Altered haemodynamics in children with CHD are associated with abnormalities in wall shear stress, vorticity, dissipation of intraventricular blood flow energy, changes in kinetic energy and viscous energy loss. These more advanced parameters, which can be derived from velocity-based raw data, can provide further quantitative insight into the complex interactions of cardiovascular anatomy, function and flow in children with CHD [53,54,55,56,57]. In the course of further research, it is likely that some of these parameters will also be available for clinical comprehensive cardiovascular MRI assessment in young children with CHD and can be applied for individual and disease-specific treatment and for predicting outcome.

In addition, recent work suggests using 4-D flow acquisitions for 3-D printing combining flow measurements, anatomical assessment and simulation for surgical planning, or using computational fluid dynamics for optimised 4-D flow applications with higher resolution, shorter scan times, and accurate quantification of physiological parameters [58, 59].

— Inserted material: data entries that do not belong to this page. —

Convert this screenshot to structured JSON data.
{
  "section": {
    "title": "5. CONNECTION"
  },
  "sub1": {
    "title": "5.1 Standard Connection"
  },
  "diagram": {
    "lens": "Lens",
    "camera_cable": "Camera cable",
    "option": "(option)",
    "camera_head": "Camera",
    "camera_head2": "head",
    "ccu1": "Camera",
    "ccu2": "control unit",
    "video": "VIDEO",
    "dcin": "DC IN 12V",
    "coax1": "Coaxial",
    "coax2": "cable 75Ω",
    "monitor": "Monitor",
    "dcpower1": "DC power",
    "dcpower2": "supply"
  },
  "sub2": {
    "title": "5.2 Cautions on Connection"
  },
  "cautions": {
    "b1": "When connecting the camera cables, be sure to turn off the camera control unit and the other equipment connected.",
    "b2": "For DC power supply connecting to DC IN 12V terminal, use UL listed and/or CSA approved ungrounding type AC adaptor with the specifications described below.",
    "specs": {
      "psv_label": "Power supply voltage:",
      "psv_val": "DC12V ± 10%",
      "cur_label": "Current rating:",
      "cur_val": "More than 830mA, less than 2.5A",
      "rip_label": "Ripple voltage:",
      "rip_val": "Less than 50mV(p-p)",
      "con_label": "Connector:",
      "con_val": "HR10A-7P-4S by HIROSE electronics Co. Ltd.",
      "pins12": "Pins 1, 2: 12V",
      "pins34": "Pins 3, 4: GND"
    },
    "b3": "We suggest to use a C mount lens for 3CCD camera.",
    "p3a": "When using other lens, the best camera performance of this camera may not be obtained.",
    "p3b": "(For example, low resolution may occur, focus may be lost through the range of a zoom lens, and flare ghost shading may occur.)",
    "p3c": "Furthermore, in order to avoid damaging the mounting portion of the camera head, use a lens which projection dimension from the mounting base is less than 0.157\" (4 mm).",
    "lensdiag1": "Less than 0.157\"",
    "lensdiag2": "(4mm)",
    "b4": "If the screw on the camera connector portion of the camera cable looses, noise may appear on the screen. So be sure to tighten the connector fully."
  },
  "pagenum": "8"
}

As 4-D flow MRI facilitates flow acquisition and assessment in children with CHD in daily routine, it has the potential to become a clinical alternative to 2-D phase-contrast measurements. Four-dimensional flow MRI is easy to perform in neonates and young children by adequate adjustment of sequence parameters, and provides impressive image quality that can be well visualised with the currently available post-processing software. The most important advantage is the ability to retrospectively assess virtually any vessel of interest within the acquired 3-D data. We consider 4-D flow MRI as an important supplement to other MRI sequences and have implemented the sequence in our standard CHD protocols. Despite the additional scan duration and post-processing on the order of several minutes, we believe that 4-D flow, used in clinical routine in all children undergoing CMR before surgery and during follow-up, has the potential to improve individualised management and become indispensable for individual risk stratification.